During the 21st century, regional changes in sterodynamic sea-level variability are most pronounced for the RCP 8.5 scenario, where sterodynamic sea-level variability is projected to increase in amplitude over much of the globe, with the largest increase in the ACC region visible southwest of Australia in the Southern Ocean correlated with changes in the wind stress curl which can lead to changes in the gyre circulation and shifts in the ACC. Similar distinct east-west changes are seen between SST variability and sterodynamic sea-level variability (Fig. 8) for the North Atlantic where an east (increase)-west (decrease) pattern emerges that can be influence from a combination of gyre strength (e.g., a weakened Gulf Stream), the declining AMOC strength and variability and the northeastward shifts in the westerly wind driven NAO and future evolution in ocean eddies. The combination of these complex mechanisms makes it challenging to attribute changes in sterodynamic sea-level variability to only one key mechanism. However, it is likely that the MPI-GE and its given resolution are associated with atmospherically forced variability and it changes under climate forcing.

Our results also suggest that extreme monthly sea level (computed as 95th and 99th percentiles) shift toward higher values than those expected from the pure change of the mean, which is linked primarily to changes in sea level variability. We diagnosed regional changes in the tails of the probability density functions (95th and 99th percentiles) with a global mean increase of 16 cm for RCP4.5 and by 24 cm for RCP8.5, respectively, suggesting increased high-end monthly sea level for warmer climate conditions.

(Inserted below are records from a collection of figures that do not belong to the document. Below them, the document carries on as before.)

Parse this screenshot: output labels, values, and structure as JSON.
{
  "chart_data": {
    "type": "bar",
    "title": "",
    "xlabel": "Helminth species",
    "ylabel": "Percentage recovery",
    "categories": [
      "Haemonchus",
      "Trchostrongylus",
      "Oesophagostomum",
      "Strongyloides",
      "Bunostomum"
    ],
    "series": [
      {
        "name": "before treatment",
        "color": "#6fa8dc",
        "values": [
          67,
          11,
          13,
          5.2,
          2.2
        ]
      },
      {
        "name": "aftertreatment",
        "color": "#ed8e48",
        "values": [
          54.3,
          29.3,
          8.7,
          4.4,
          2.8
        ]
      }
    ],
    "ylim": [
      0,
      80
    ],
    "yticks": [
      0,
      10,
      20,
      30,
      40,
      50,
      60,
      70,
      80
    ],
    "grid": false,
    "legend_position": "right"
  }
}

Following from here, a caveat in our statistical sterodynamic sea-level analysis arise from uncertainties in the simulated sterodynamic sea-level changes. Since this model configuration is run at low resolution without resolving ocean eddies and smaller scale dynamics, not all processes affecting sea level are included in the model, such as storm surges and tides. This impacts the model’s response to forcing changes in dynamically active regions such as the Gulf Stream or the ACC southeast of Australia. Concerning eddies, it is vital to note that recent high-resolution simulations from Beech et al. (2022) predicts poleward intensification in eddy activity; albeit, with mixed results regionally. But one also needs to consider that the existing internal variability in the 100-member ensemble will be model specific and may be different when using another set of model ensembles. It therefore appears vital that our analysis gets repeated with different large ensemble results, but also with eddy-resolving models to either confirm that they are robust or identify their sensitivity to additional physics.

Even though large ensembles are limited to coarse resolution models, our study sheds light on implications on regional areas. The potential implications for coastal regions suggest increases in sterodynamic sea-level seen from the widening of the PDF tails, and increased variability along Western and North Pacific as well as Eastern North Atlantic. As we see sterodynamic sea-level variability increase in these regions, they will be prone to enhanced extreme sea level values due to internal ocean (eddy) variability that would be superimposed to a global mean SSH increase. If eddy variability would increase in the same way as we see the large variability to change here, natural variability can be a significant cause of enhanced high-end sterodynamic sea-level variability around the ocean. To verify this, in the future we need large ensembles based on eddy resolving climate models. It is vital to consider that many model ensemble outputs are needed to detect and attribute various statistics as being influenced by internal variability or distinguished as a forced response.